Nan Liu of Puppet Labs talked about managing F5 network switches and load balancers as external devices with Puppet
  • Newer versions of Puppet have a native concept of external devices that can be seen as nodes. Examples of external devices are network routers, firewalls, UPSes, etc. A Puppet node acts as a proxy to manage the external devices.
  • PuppetDB is very useful in conjunction with devices. In Nan's demo, Puppet manifests used R.I.'s PuppetDB tool to get configuration information for nodes and use it to generate the configuration data submitted to the F5 device.
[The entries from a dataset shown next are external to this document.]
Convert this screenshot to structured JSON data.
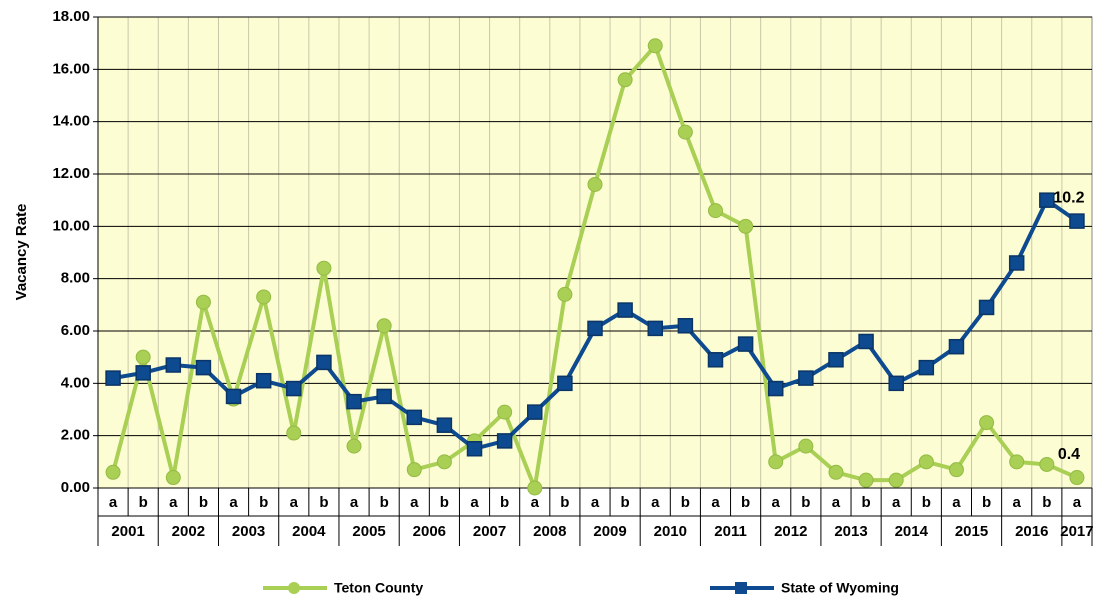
{
  "chart_data": {
    "type": "line",
    "y_label": "Vacancy Rate",
    "categories": [
      "a",
      "b",
      "a",
      "b",
      "a",
      "b",
      "a",
      "b",
      "a",
      "b",
      "a",
      "b",
      "a",
      "b",
      "a",
      "b",
      "a",
      "b",
      "a",
      "b",
      "a",
      "b",
      "a",
      "b",
      "a",
      "b",
      "a",
      "b",
      "a",
      "b",
      "a",
      "b",
      "a"
    ],
    "year_groups": [
      "2001",
      "2002",
      "2003",
      "2004",
      "2005",
      "2006",
      "2007",
      "2008",
      "2009",
      "2010",
      "2011",
      "2012",
      "2013",
      "2014",
      "2015",
      "2016",
      "2017"
    ],
    "series": [
      {
        "name": "Teton County",
        "color": "#a9cf55",
        "marker": "circle",
        "values": [
          0.6,
          5.0,
          0.4,
          7.1,
          3.4,
          7.3,
          2.1,
          8.4,
          1.6,
          6.2,
          0.7,
          1.0,
          1.8,
          2.9,
          0.0,
          7.4,
          11.6,
          15.6,
          16.9,
          13.6,
          10.6,
          10.0,
          1.0,
          1.6,
          0.6,
          0.3,
          0.3,
          1.0,
          0.7,
          2.5,
          1.0,
          0.9,
          0.4
        ]
      },
      {
        "name": "State of Wyoming",
        "color": "#0d4a8f",
        "marker": "square",
        "values": [
          4.2,
          4.4,
          4.7,
          4.6,
          3.5,
          4.1,
          3.8,
          4.8,
          3.3,
          3.5,
          2.7,
          2.4,
          1.5,
          1.8,
          2.9,
          4.0,
          6.1,
          6.8,
          6.1,
          6.2,
          4.9,
          5.5,
          3.8,
          4.2,
          4.9,
          5.6,
          4.0,
          4.6,
          5.4,
          6.9,
          8.6,
          11.0,
          10.2
        ]
      }
    ],
    "data_labels": "last",
    "ylim": [
      0,
      18
    ],
    "yticks": [
      {
        "value": 0,
        "label": "0.00"
      },
      {
        "value": 2,
        "label": "2.00"
      },
      {
        "value": 4,
        "label": "4.00"
      },
      {
        "value": 6,
        "label": "6.00"
      },
      {
        "value": 8,
        "label": "8.00"
      },
      {
        "value": 10,
        "label": "10.00"
      },
      {
        "value": 12,
        "label": "12.00"
      },
      {
        "value": 14,
        "label": "14.00"
      },
      {
        "value": 16,
        "label": "16.00"
      },
      {
        "value": 18,
        "label": "18.00"
      }
    ],
    "grid": true,
    "legend": "bottom",
    "plot_background": "#fdfdd4"
  }
}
  • The presenter will give a full talk on the topic at PuppetConf: http://puppetconf.com/schedule/
  • Blog post: http://puppetlabs.com/blog/managing-f5-big-ip-network-devices-with-puppet/
  • Latest code: https://github.com/puppetlabs/puppetlabs-f5
  • Igal Koshevoy talked about a simple way to do something similar using old versions of Puppet, or configuration management tools like Chef that don't support the concept of external devices: Implement a type/provider, add the resource to a node that will act as a proxy, have the type/provider interact with the external device using SSH/HTTPS/etc. E.g. the proxy node will try to apply the resource, and in doing so, download the external device's current configuration, check to see if it's in the desired state, and if not, update it.